Замочная скважина: Наследие
Шрифт:
Это была вынужденная мера.
Тогда я, наконец-то, и узнала, что случилось с моим домом и трупами, которые мы там оставили.
Обрывки воспоминаний хранились в моей памяти, но в том своем состоянии я не могла их соединить воедино. К тому же, для цельной картины произошедшего – я многого не знала. Но папа рассказал мне, что на самом деле стало с телами когда-то любимых мною людей, зачем это было сделано и как теперь необходимо в связи с этим поступить нам самим.
Думаю, наш спешный отъезд из Штатов без планов на возвращение – стал
…В тот день, день Трагедии, я не помнила, что было после того, как папа зашел в мою комнату. Где я, скорчившись, сидела на полу и опиралась на спинку кровати. Он присел, обнял меня, а потом я помню уже только комнату в его пентхаусе.
Точнее, свою комнату.
Свою комнату в его пентхаусе.
Долгое (относительно моего времяисчисления, где каждая минута за год) время я даже не задавалась вопросом, что там произошло и что там теперь. Конечно, стоило задуматься, что что-то в тот день было, хотя бы потому, что я не могла сидеть в своей комнате там, а потом резко оказаться в другом конце города с пробелом в памятью.
Но тогда пробел в памяти был не самой большой моей проблемой. Однако, стал.
Вначале папа не грузил меня этим.
Когда я больше походила на овощ, у него была лишь одна задача – хоть как-то вытащить меня из этого болота, пока я не ушла туда с макушкой.

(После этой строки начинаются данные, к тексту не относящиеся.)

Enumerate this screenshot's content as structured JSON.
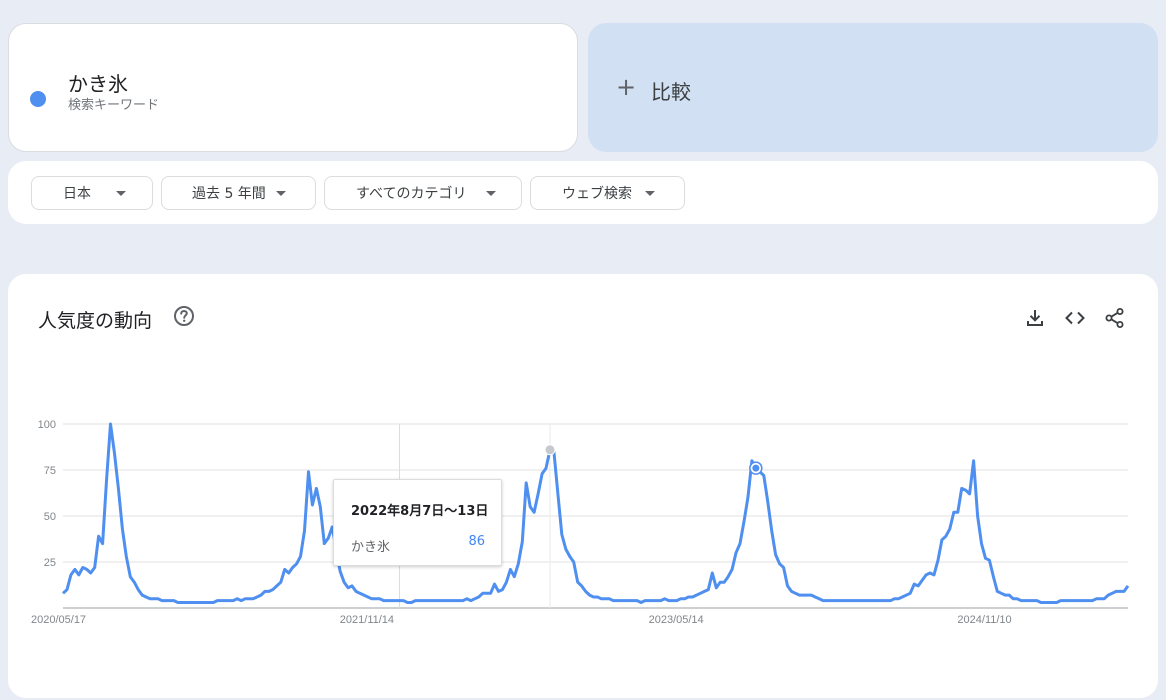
{
  "term": {
    "name": "かき氷",
    "type": "検索キーワード",
    "color": "#4f8ff0"
  },
  "compare": {
    "plus": "+",
    "label": "比較"
  },
  "filters": [
    {
      "label": "日本"
    },
    {
      "label": "過去 5 年間"
    },
    {
      "label": "すべてのカテゴリ"
    },
    {
      "label": "ウェブ検索"
    }
  ],
  "chart": {
    "title": "人気度の動向",
    "tooltip": {
      "date": "2022年8月7日〜13日",
      "term": "かき氷",
      "value": "86"
    }
  },
  "chart_data": {
    "type": "line",
    "ylim": [
      0,
      100
    ],
    "yticks": [
      "100",
      "75",
      "50",
      "25"
    ],
    "xticks": [
      "2020/05/17",
      "2021/11/14",
      "2023/05/14",
      "2024/11/10"
    ],
    "x_range": [
      "2020/05/17",
      "2025/05/11"
    ],
    "grid": true,
    "series": [
      {
        "name": "かき氷",
        "color": "#4f8ff0",
        "values": [
          8,
          10,
          18,
          21,
          18,
          22,
          21,
          19,
          22,
          39,
          35,
          70,
          100,
          84,
          65,
          43,
          28,
          17,
          14,
          10,
          7,
          6,
          5,
          5,
          5,
          4,
          4,
          4,
          4,
          3,
          3,
          3,
          3,
          3,
          3,
          3,
          3,
          3,
          3,
          4,
          4,
          4,
          4,
          4,
          5,
          4,
          5,
          5,
          5,
          6,
          7,
          9,
          9,
          10,
          12,
          14,
          21,
          19,
          22,
          24,
          28,
          42,
          74,
          56,
          65,
          55,
          35,
          38,
          44,
          32,
          20,
          14,
          11,
          12,
          9,
          8,
          7,
          6,
          5,
          5,
          5,
          4,
          4,
          4,
          4,
          4,
          4,
          3,
          3,
          4,
          4,
          4,
          4,
          4,
          4,
          4,
          4,
          4,
          4,
          4,
          4,
          4,
          5,
          4,
          5,
          6,
          8,
          8,
          8,
          13,
          9,
          10,
          14,
          21,
          17,
          24,
          36,
          68,
          55,
          52,
          62,
          73,
          76,
          86,
          85,
          62,
          40,
          32,
          28,
          25,
          14,
          12,
          9,
          7,
          6,
          6,
          5,
          5,
          5,
          4,
          4,
          4,
          4,
          4,
          4,
          4,
          3,
          4,
          4,
          4,
          4,
          4,
          5,
          4,
          4,
          4,
          5,
          5,
          6,
          6,
          7,
          8,
          9,
          10,
          19,
          11,
          14,
          14,
          17,
          21,
          30,
          35,
          47,
          60,
          80,
          76,
          74,
          72,
          58,
          42,
          29,
          24,
          22,
          12,
          9,
          8,
          7,
          7,
          7,
          7,
          6,
          5,
          4,
          4,
          4,
          4,
          4,
          4,
          4,
          4,
          4,
          4,
          4,
          4,
          4,
          4,
          4,
          4,
          4,
          4,
          5,
          5,
          6,
          7,
          8,
          13,
          12,
          15,
          18,
          19,
          18,
          26,
          37,
          39,
          43,
          52,
          52,
          65,
          64,
          62,
          80,
          50,
          35,
          27,
          26,
          17,
          9,
          8,
          7,
          7,
          5,
          5,
          4,
          4,
          4,
          4,
          4,
          3,
          3,
          3,
          3,
          3,
          4,
          4,
          4,
          4,
          4,
          4,
          4,
          4,
          4,
          5,
          5,
          5,
          7,
          8,
          9,
          9,
          9,
          12
        ]
      }
    ],
    "highlight_index": 123,
    "marker_index": 175
  }
}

Однако, едва я стала отплевываться от трясины, которой успела хлебануть – как он обрушил на меня новое заявление:
– Мы уезжаем.
– Что? Куда?
В новый город?
Зачем? У него здесь прекрасный дом.
– Не знаю – отмахивается, но, заметив мое растерянное выражение лица, садится напротив на корточки и берет мою ладонь в свои – но нам надо срочно уезжать. В другую страну. Куда-нибудь подальше.
– Что?
В другую страну?
Зачем нам уезжать в другую страну?
– Когда?
– Не знаю – вновь поднимается – завтра.. может послезавтра. Как будут готовы документы.
– Какие документы?
– Поддельные.
Ничего не понимаю.
Я не успела разобраться с прошлым, как на меня уже падает не менее непонятное будущее.
–
– Ага.
– Папа! – вскакиваю – что значит послезавтра? Мы не можем так сорваться! Нам нужно похоронить маму и Нейта.
Он вздыхает. Какое-то время смотрит перед собой, играя языком по верхней губе. Видимо, над чем-то размышляет.
После чего заявляет:
– Не нужно.
– Почему? – я вновь, как парой дней назад, одергиваюсь, когда он пытается меня коснуться – я никуда не уеду, пока не похороню их!
– Да нечего уже хоронить – цедит он – они сгорели.
– Что? – мой рот вытягивается беспомощной буквой «о».
Неужели я еще и дом подожгла, да не помню об этом?
Я не только их убила, но еще и уничтожила последнее, что от них осталось?
Папа подхватывает меня, решив, что я падаю – хотя я всего лишь пошатнулась:
– Эй, солнышко, ты чего?
– Я их сожгла, да?
– Что? – изумляется – боже, нет.
– Почему я ничего не помню?
– Ты была в шоке. И ждала меня в машине.
– Что случилось?
Я боюсь, что он начнет молоть ерунды типо «пошли, присядем», или «не волнуйся, дыши» или еще что-то.
Но папа, как всегда, прямолинеен:
– Я поджог дом. Он сгорел почти дотла. От трупов остались одни кости. Пока их отправят на экспертизу в Вашингтон – мы успеем свалить. До того момента мы числимся погибшими. Сгоревшими там же. Пока это не опровергнут столичные ученые, у нас есть фора.
– Что?
Чувствую себя рыбкой Дори.
Вроде бы мне все объясняют, но я не перестаю пребывать в прострации.
Совершенно не понимаю, что вокруг происходит.
– Ты сжег дом? Зачем? Почему нас считают погибшими?
Если мы здесь.
Неужели не очевидно, что там на два тела меньше?
– Если бы «наших» тел не досчитались, то первым бы делом начались наши поиски.
– И что?
– Джи, милая, ты умная девочка, но сейчас невероятно тупишь – он натужно улыбается, хотя я вижу, насколько он напряжен.